27/11/16, Fantastic Beasts and Where to Find Them
It was the weekend after graduation, we're Creative Writing MSc post-grads, it was appropriate to go and see this film, and in 3D IMAX too. Harry Potter has become so integral a part of the literary landscape, at least from a UK perspective, like football among blokes, that everyone has a perspective, for good or ill. Of the original seven books by JK Rowling (the first one apparently written here in Edinburgh, in The Elephant House café on George IV street – which I can't be bothered visiting, for all the tourists who seem to stare at it), I thought the first one was cute, the third and fourth genuinely excellent, and bits of the rest well-made and overall, very readable. Like so many, back in the time (1997-2007, as I recall), I got excited at the arrival of a new story (despite being in my twenties), went out asap to get my copy, would read it in bars and cafes, while everyone else read theirs at their relaxed locations. As global phenomenon goes, it was one of the nicer ones.
So to this film: I don't doubt a new franchise is underway. The ending, for one, sets up future episodes with a glimpse of the 'new' villain, Grindelwald, (SPOILER ALERT) played by Johnny Depp and dressed and made up – as I perceive it – to look like Sherlock Holmes's nemesis, Moriarty. Does this mean a 'young' Dumbledore will appear in future episodes, battling him in a Holmes-Moriarty way?
If so, then I hope for films with clearer narratives than this one. There is much in FBAWTFT that involves Redmayne's awkward, Dr-Who character running around, chasing after the unusual animals that have escaped his magical brief case. The 'real' darker plot, such as it is, is consequently pushed to the background. The real star of the film, in terms of character arc and screen time, is Dan Fogler's 'no-mag' character Jacob Kowalski, a decent, chubby everyman stumbling through life, hating his factory job but without the money to escape it by chasing his dreams. He helps Redmayne's Newt Scamander find and return the escaped animals, and in being allowed into this magical world, discovers love and friendship and the opportunity to be a hero, all of which he gladly embraces.
As said, the consequence is the darker, more serious 'other' plot is pushed to the side.
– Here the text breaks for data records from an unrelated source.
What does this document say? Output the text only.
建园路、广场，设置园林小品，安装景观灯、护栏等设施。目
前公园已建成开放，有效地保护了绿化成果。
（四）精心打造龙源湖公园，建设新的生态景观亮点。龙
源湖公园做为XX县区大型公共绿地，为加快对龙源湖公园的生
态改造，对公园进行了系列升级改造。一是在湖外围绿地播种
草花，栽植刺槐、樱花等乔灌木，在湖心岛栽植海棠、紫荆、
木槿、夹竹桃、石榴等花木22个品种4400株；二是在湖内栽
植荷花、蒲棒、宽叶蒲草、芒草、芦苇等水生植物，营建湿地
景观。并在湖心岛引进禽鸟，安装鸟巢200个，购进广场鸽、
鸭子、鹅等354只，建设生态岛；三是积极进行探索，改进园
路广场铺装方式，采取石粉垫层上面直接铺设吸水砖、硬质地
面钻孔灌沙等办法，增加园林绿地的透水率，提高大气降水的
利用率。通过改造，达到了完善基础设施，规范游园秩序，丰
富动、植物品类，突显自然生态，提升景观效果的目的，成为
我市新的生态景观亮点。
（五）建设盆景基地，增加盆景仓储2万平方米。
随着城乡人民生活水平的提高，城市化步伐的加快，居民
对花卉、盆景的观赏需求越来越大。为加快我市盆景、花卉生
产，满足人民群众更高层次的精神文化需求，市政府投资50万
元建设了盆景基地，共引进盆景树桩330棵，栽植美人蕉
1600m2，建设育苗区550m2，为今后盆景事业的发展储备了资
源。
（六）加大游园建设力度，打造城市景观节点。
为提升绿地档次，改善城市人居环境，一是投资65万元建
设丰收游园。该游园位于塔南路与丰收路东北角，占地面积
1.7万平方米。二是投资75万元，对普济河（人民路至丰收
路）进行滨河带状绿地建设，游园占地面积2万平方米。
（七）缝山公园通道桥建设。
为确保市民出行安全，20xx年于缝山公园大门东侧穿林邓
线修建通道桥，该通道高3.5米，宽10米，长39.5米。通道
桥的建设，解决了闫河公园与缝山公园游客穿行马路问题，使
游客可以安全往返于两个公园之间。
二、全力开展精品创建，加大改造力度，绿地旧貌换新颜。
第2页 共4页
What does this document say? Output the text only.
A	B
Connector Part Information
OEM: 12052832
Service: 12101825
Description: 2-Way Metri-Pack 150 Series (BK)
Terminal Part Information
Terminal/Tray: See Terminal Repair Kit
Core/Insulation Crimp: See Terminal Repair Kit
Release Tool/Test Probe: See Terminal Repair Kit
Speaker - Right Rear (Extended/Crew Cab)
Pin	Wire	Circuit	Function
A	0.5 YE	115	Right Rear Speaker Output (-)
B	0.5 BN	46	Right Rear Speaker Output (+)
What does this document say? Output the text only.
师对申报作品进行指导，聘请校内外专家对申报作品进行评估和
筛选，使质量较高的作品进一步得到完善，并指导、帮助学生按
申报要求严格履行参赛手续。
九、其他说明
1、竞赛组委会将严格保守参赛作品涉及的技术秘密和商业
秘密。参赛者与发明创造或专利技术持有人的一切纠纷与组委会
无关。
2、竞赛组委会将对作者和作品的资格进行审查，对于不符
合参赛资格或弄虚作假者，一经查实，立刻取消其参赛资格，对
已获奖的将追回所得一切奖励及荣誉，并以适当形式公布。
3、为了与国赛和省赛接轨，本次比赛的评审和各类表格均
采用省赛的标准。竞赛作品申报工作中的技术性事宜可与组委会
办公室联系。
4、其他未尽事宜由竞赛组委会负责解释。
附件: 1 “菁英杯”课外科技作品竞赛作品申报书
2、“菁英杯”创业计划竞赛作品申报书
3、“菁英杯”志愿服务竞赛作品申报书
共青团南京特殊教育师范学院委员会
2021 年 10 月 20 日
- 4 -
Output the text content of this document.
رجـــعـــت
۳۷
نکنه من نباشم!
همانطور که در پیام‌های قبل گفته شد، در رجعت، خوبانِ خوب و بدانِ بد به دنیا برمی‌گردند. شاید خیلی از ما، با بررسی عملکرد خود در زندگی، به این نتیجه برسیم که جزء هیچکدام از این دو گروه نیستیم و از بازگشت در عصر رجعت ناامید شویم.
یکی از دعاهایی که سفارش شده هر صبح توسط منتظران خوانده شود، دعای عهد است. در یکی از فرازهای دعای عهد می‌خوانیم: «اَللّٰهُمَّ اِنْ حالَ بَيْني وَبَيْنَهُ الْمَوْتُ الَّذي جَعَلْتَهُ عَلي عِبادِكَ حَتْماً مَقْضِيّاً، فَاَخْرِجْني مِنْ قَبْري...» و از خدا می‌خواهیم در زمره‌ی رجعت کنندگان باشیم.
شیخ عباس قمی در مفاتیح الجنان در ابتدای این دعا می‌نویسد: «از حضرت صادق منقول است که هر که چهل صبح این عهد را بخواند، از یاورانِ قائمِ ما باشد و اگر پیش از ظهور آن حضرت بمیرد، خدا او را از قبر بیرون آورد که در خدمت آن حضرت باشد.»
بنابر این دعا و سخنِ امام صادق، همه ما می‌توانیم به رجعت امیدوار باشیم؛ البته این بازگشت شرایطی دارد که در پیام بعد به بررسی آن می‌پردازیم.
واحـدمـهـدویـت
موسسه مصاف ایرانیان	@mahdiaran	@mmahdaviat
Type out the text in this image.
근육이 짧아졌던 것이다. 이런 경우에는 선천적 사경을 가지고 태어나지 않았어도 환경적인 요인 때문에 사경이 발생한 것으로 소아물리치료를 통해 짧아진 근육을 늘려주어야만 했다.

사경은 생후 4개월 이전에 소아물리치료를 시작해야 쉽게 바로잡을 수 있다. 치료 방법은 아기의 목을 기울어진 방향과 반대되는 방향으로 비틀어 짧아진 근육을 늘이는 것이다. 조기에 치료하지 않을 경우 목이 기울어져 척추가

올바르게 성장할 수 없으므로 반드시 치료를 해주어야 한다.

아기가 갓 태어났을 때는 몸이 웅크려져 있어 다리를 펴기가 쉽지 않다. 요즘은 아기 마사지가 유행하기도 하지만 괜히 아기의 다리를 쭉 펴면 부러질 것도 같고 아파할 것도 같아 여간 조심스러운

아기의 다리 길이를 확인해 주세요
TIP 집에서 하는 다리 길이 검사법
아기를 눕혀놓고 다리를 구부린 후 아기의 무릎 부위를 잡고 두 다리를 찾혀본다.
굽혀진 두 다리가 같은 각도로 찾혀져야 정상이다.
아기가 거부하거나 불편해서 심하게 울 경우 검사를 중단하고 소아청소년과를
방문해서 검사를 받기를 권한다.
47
It involves some kind of monster-spirit killing people in scenes I would describe as unsettling for a family movie. In this second, darker plot, we have Colin Farrell's ambiguous wizard-police agent trying to capture the evil monster-spirit. We have a disturbing anti-magical family of staircases and shadows and the suggestion of child abuse who come and go in this second, darker plot. Ezra Miller's Tom-Riddle-esque character Credence becomes pivotal, and with it, a theme of the dangers of repressing your inner-nature.
In truth, though, this second, darker plot fails to engage. The 'big reveal' at the end isn't properly developed and so left me nonplussed, the character Credence insufficiently fleshed out, Colin Farrell's detective too two-dimensional. Johnny Depp's appearance is more 'cameo' than performance, he utters something seemingly important as he's taken away at the end that neither I nor my friends could understand. The poorly executed scene sums up this second, darker plot.So to conclude: FBAWTFT is a film with two parallel plots – always a difficult thing to pull off. This film fails to do so. The first, lighter plot has its charms, the second darker one suffers from lack of screen time and accompanying substance. An uneven film, therefore, that will leave you unengaged at the big final action moments when you feel you should be engaged. For the more cynical among you, the added thought as Depp's smirking, incomprehensible Grindelwald is taken away, 'there goes a rat leaving a sinking (pirate) ship for the next big franchise.' But for me too, nice to see a happy ending for the no-mag Kowalski, the real star of this movie, and a cute message from the film as a whole: nice guys don't always finish last.